本校では、こうした身近な海の将来について考えさせるとともに、海洋環境を守ろうとする意識を育成することを目的として、本活動に取り組んだ。
文化共創探究の授業においては、エコバッグ作成プロジェクトを通して、SDGsやブルーカーボン、海洋環境の保全、持続可能な社会の実現に向けた基礎的な知識・技能の理解を図った。さらに、それらの知識・技能を具体的な行動につなげる活動として、エコバッグの作成や地域への啓発活動を行い、思考力・判断力・表現力の育成を図った。また、環境問題に粘り強く取り組もうとする態度などの資質・能力を養うことができた。加えて、生徒が自ら作成したエコバッグ等について、日本語に加えて英語でも表現・発信する活動を行い、学んだ内容を主体的に伝えようとする実践的な態度や、コミュニケーション能力の育成を図った。具体的には、串本町の海洋環境について学習することで、地域の海の素晴らしさを再認識させ、現状を守るために地元の高校生として何ができるのかを考えさせた。SDGsの視点を踏まえ、不要になった着物や衣服、古着などを活用したエコバッグ作成に取り組んだ。

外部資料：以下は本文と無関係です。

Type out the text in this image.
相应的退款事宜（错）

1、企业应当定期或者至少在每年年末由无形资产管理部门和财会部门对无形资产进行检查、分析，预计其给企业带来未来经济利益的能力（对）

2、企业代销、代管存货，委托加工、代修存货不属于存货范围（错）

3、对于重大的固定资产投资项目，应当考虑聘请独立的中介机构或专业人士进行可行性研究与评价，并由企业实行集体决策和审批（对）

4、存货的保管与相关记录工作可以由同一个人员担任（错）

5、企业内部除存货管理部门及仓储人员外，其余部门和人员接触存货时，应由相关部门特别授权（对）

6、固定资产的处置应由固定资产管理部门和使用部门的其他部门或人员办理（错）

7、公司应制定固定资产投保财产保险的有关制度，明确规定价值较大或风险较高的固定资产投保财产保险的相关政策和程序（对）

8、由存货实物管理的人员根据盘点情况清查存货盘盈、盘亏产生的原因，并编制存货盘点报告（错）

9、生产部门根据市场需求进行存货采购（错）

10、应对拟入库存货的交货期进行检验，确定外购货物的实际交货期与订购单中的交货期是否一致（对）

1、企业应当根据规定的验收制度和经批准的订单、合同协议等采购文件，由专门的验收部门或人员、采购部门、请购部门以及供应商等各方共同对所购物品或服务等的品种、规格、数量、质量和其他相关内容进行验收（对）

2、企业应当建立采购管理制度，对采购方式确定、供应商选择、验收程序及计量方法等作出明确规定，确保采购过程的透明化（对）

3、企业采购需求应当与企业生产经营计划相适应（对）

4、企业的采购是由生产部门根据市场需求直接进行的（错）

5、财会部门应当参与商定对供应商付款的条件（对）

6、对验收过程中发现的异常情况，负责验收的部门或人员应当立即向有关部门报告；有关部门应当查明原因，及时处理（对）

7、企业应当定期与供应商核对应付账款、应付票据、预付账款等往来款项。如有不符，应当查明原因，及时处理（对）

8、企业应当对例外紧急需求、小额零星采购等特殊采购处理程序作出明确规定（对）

その成果として、3月に実施されたカイロスロケット3号機打ち上げ応援見学会場にブースを設置し、「海洋環境を守ろう」をテーマとしたチラシを日本語および英語で作成・配布した。また、生徒が作成したエコバッグを来場者に無料配布し、海洋環境保全への啓発活動を行った。
家庭基礎の授業では、「持続可能な生活を営む」の単元において、オーストラリア東海岸における環境汚染問題の解決に向けた草の根的な取組である「ブーメランバッグ」を取り上げ、身近な行動が環境保全につながることを学習させ、一人一人の力の重要性について理解を深めさせた。
また、「服の管理と着装」の単元では、日本に古くから受け継がれてきた着物の着回しの文化について学習した上で、不要となった着物や衣服を活用し、手縫いによるエコバッグの作成に取り組ませた。これにより、環境に配慮した生活を実践する態度を育成するとともに、基礎的な縫製技術の習得と技能の向上を図った。